The whole-life costs of the UPS system for the major data centre in the Pyramid building of the Co-operative Bank in Stockport have been much reduced by using compressed air and ultra-capacitors to store standby energy, rather than a battery system. The Air-DRUPS critical-power solution replaces scores of lead-acid batteries.

Look, no batteries. Uninterruptible power for a Co-operative Bank data centre in Stockport is provided by ultra-capacitors and quick-starting scroll generators driven by compressed air until the main standby generators have started.

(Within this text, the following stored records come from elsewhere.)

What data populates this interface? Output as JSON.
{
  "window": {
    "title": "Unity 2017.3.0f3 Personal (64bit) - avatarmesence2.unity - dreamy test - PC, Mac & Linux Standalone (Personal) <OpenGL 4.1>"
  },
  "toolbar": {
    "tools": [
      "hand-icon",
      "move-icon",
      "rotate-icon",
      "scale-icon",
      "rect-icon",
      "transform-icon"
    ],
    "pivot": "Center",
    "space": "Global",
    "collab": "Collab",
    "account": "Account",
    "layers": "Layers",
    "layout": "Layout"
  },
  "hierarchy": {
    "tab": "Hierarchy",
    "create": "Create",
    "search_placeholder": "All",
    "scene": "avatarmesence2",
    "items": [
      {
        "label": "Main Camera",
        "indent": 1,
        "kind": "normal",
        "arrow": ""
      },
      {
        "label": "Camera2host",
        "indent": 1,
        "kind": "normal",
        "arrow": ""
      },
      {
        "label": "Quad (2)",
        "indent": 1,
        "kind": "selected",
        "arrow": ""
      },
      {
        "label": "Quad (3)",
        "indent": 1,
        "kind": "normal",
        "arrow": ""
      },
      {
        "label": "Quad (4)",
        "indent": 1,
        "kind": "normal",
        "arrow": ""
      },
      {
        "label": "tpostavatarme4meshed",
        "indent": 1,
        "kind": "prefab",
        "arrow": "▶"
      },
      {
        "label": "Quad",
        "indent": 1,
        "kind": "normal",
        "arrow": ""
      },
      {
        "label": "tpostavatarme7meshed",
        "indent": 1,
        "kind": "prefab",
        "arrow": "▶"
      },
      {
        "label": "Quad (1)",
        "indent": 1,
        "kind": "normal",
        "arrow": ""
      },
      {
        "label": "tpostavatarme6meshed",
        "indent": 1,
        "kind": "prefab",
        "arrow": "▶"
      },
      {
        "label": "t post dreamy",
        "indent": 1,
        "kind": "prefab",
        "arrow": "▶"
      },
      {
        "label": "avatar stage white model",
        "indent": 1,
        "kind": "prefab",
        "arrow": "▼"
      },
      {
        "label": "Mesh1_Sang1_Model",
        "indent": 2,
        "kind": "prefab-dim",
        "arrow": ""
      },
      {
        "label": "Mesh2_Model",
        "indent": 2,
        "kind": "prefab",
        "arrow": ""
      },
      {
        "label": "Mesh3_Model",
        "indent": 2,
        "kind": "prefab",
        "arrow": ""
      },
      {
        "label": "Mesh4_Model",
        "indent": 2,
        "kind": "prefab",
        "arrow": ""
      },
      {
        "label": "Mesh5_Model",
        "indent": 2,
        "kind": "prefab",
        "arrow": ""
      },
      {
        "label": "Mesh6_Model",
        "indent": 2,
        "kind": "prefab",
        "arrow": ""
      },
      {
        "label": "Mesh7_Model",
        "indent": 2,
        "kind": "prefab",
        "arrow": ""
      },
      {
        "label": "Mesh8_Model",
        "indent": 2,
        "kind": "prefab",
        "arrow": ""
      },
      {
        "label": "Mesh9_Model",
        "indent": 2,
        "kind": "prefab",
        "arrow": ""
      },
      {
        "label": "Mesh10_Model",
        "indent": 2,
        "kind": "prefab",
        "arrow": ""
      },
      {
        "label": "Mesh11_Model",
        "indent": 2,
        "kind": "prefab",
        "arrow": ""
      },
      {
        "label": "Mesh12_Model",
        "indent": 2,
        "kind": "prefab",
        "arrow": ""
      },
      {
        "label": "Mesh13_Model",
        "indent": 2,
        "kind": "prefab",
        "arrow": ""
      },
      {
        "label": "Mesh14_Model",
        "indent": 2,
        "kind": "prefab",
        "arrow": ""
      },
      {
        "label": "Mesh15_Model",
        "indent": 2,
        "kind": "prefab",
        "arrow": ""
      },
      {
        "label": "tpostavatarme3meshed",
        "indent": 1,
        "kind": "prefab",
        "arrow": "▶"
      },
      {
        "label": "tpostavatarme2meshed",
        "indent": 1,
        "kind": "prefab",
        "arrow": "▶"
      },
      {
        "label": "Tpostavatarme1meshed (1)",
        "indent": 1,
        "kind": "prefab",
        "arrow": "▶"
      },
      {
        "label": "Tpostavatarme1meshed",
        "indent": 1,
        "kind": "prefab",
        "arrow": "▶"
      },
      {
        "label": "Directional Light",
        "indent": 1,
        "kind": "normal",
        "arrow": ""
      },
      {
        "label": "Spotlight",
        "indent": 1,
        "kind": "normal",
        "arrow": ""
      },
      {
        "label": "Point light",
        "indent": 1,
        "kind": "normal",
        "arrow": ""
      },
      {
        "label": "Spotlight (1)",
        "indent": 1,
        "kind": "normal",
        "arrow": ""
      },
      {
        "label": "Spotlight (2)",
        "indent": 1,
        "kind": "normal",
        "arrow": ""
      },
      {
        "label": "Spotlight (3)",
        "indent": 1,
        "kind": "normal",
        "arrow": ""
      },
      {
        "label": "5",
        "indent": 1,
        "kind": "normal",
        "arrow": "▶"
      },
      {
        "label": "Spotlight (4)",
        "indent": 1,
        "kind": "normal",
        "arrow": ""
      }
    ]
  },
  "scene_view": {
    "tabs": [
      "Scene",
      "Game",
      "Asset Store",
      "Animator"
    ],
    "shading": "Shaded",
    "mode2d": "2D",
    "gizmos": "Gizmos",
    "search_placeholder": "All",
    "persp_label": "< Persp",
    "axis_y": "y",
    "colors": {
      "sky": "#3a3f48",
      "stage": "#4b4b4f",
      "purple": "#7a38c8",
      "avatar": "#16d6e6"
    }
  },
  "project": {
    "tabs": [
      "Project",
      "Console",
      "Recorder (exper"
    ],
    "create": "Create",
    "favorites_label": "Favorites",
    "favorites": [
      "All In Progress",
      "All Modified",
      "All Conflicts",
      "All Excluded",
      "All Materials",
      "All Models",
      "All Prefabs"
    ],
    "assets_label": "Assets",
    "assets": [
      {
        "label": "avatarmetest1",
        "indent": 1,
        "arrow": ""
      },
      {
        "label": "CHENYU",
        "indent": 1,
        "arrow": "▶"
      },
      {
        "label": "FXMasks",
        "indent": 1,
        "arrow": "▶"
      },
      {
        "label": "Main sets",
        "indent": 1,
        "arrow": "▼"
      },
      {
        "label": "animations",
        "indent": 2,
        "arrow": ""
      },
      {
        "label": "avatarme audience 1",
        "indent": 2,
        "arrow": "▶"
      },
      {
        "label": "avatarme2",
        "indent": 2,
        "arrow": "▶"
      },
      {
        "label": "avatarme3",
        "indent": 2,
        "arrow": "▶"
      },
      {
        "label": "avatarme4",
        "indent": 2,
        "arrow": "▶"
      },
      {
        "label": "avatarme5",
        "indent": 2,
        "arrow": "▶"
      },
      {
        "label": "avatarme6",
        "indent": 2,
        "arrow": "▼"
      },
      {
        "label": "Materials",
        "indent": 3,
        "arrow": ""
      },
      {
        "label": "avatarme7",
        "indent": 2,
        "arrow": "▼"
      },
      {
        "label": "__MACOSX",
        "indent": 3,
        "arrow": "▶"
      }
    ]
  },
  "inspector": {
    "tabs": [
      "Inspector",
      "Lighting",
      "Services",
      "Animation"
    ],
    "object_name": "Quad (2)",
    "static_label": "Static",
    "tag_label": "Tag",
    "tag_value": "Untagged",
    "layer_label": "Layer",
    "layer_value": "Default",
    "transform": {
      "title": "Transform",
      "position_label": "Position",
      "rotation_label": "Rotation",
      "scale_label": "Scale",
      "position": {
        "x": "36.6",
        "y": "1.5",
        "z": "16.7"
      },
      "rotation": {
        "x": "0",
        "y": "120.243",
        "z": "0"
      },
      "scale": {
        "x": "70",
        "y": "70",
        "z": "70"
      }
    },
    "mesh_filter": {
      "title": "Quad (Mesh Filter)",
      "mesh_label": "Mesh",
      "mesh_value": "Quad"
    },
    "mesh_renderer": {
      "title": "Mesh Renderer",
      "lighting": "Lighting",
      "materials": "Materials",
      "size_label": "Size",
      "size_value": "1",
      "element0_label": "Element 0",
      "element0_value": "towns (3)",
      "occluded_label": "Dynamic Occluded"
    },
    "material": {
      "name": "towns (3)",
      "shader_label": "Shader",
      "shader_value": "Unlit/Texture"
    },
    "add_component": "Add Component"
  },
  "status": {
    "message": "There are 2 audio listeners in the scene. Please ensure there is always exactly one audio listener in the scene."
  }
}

In the event of mains failure, power is initially provided by the ultra-capacitors for the short time it takes compressed-air scroll generators to respond to the demand. The compressed-air supply can meet demand for sufficiently long to give the main standby generators enough time to try starting at least once.

The compressed-air scroll generators that form the heart of the system are designed and made by Pnu Power in the UK, part of Energetix Group.

Compressed air is stored in cylinders at 300 bar, and the system has no moving parts in standby mode. Maintenance requirements are minimal compared to batteries. The system includes an air compressor to maintain pressure in the cylinders.

This project is said to be the first major data in the world to use a compressed-air system to supply back-up power.

The system is the result of collaboration between several companies. It combines VFI UPS technology and compressed-air generators from PNU Power, The system was installed and commissioned by DC Environmental Services.

Martyn Hulme, managing director Co-operative Estates, said:, ‘We are always looking at ways in which we can reduce our carbon footprint and so when our uninterruptible power supply (UPS) was up for renewal we wanted to find a greener system that would make the lead acid batteries obsolete.

‘This is the first time this compressed-air system has been used in this way, and we are confident that others will follow our lead.

‘The initial capital outlay is comparable to similar UPS systems although higher than those using batteries, but the total cost over the lifetime of the product is much lower, making it highly attractive.’